The Labor Department said Thursday that jobless claims increased last week to 419,000, the most in two months, from 368,000 the previous week. The number of first-time applications, which generally tracks layoffs, has fallen steadily since topping 900,000 in early January.
Economists characterized last week's increase as most likely a blip caused by some one-time factors and partly a result of the inevitable bumpiness in the week-to-week data. Applications for jobless aid jumped last week, for example, in Michigan, where GM has announced that it's shutting down truck production because of supply shortages.
Americans are shopping, traveling and eating out more as the pandemic has waned, boosting the economy and forcing businesses to scramble for more workers.
Companies have posted the highest number of available jobs in the two decades that the data has been tracked.
Hiring has picked up, though businesses say they often can't find enough employees at the wages they're willing to pay.
Complaints by companies that they can't find enough workers have led 22 states to prematurely end a $300-a-week federal unemployment benefit, which comes on top of state jobless aid.
Twenty states have ended their participation in two other federal programs — one of which provides benefits to the self-employed and gig workers and and another that serves people who have been out of work for six months or longer.
The early cut-offs of expanded unemployment aid have contributed to a steady decline in the number of people receiving unemployment benefits.
That number fell to 12.6 million in the week ending July 3, the latest period for which data is available, down from 13.8 million the previous week.
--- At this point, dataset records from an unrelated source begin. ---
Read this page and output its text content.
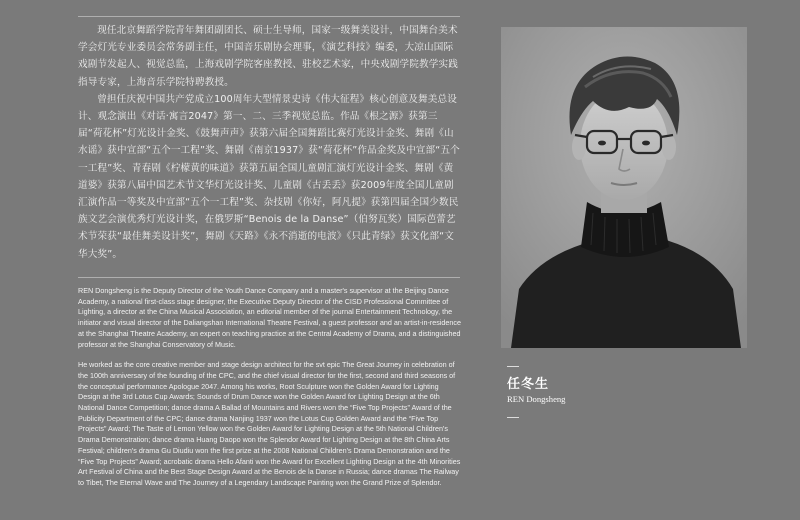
现任北京舞蹈学院青年舞团副团长、硕士生导师，国家一级舞美设计，中国舞台美术学会灯光专业委员会常务副主任，中国音乐剧协会理事，《演艺科技》编委，大凉山国际戏剧节发起人、视觉总监，上海戏剧学院客座教授、驻校艺术家，中央戏剧学院教学实践指导专家，上海音乐学院特聘教授。

曾担任庆祝中国共产党成立100周年大型情景史诗《伟大征程》核心创意及舞美总设计、观念演出《对话·寓言2047》第一、二、三季视觉总监。作品《根之源》获第三届“荷花杯”灯光设计金奖、《鼓舞声声》获第六届全国舞蹈比赛灯光设计金奖、舞剧《山水谣》获中宣部“五个一工程”奖、舞剧《南京1937》获“荷花杯”作品金奖及中宣部“五个一工程”奖、青春剧《柠檬黄的味道》获第五届全国儿童剧汇演灯光设计金奖、舞剧《黄道婆》获第八届中国艺术节文华灯光设计奖、儿童剧《古丢丢》获2009年度全国儿童剧汇演作品一等奖及中宣部“五个一工程”奖、杂技剧《你好，阿凡提》获第四届全国少数民族文艺会演优秀灯光设计奖，在俄罗斯“Benois de la Danse”（伯努瓦奖）国际芭蕾艺术节荣获“最佳舞美设计奖”，舞剧《天路》《永不消逝的电波》《只此青绿》获文化部“文华大奖”。

REN Dongsheng is the Deputy Director of the Youth Dance Company and a master's supervisor at the Beijing Dance Academy, a national first-class stage designer, the Executive Deputy Director of the CISD Professional Committee of Lighting, a director at the China Musical Association, an editorial member of the journal Entertainment Technology, the initiator and visual director of the Daliangshan International Theatre Festival, a guest professor and an artist-in-residence at the Shanghai Theatre Academy, an expert on teaching practice at the Central Academy of Drama, and a distinguished professor at the Shanghai Conservatory of Music.

He worked as the core creative member and stage design architect for the svt epic The Great Journey in celebration of the 100th anniversary of the founding of the CPC, and the chief visual director for the first, second and third seasons of the conceptual performance Apologue 2047. Among his works, Root Sculpture won the Golden Award for Lighting Design at the 3rd Lotus Cup Awards; Sounds of Drum Dance won the Golden Award for Lighting Design at the 6th National Dance Competition; dance drama A Ballad of Mountains and Rivers won the “Five Top Projects” Award of the Publicity Department of the CPC; dance drama Nanjing 1937 won the Lotus Cup Golden Award and the “Five Top Projects” Award; The Taste of Lemon Yellow won the Golden Award for Lighting Design at the 5th National Children's Drama Demonstration; dance drama Huang Daopo won the Splendor Award for Lighting Design at the 8th China Arts Festival; children's drama Gu Diudiu won the first prize at the 2008 National Children's Drama Demonstration and the “Five Top Projects” Award; acrobatic drama Hello Afanti won the Award for Excellent Lighting Design at the 4th Minorities Art Festival of China and the Best Stage Design Award at the Benois de la Danse in Russia; dance dramas The Railway to Tibet, The Eternal Wave and The Journey of a Legendary Landscape Painting won the Grand Prize of Splendor.

任冬生
REN Dongsheng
More than 600,000 recipients of unemployment aid were cut off in Texas alone.
The long-term decline in applications for jobless aid coincides with accelerating economic growth. The U.S. economy is thought to have expanded briskly during the April-June quarter as Americans, flush with cash from stimulus checks and from stock market and home equity, stepped up their spending.
The June jobs data also suggested that workers were enjoying an advantage as companies, desperate to fill positions, offered higher wages. Average hourly pay rose a solid 3.6% compared with a year earlier. That said, the economy still has 6.8 million fewer jobs than it did before the virus erupted in March of last year.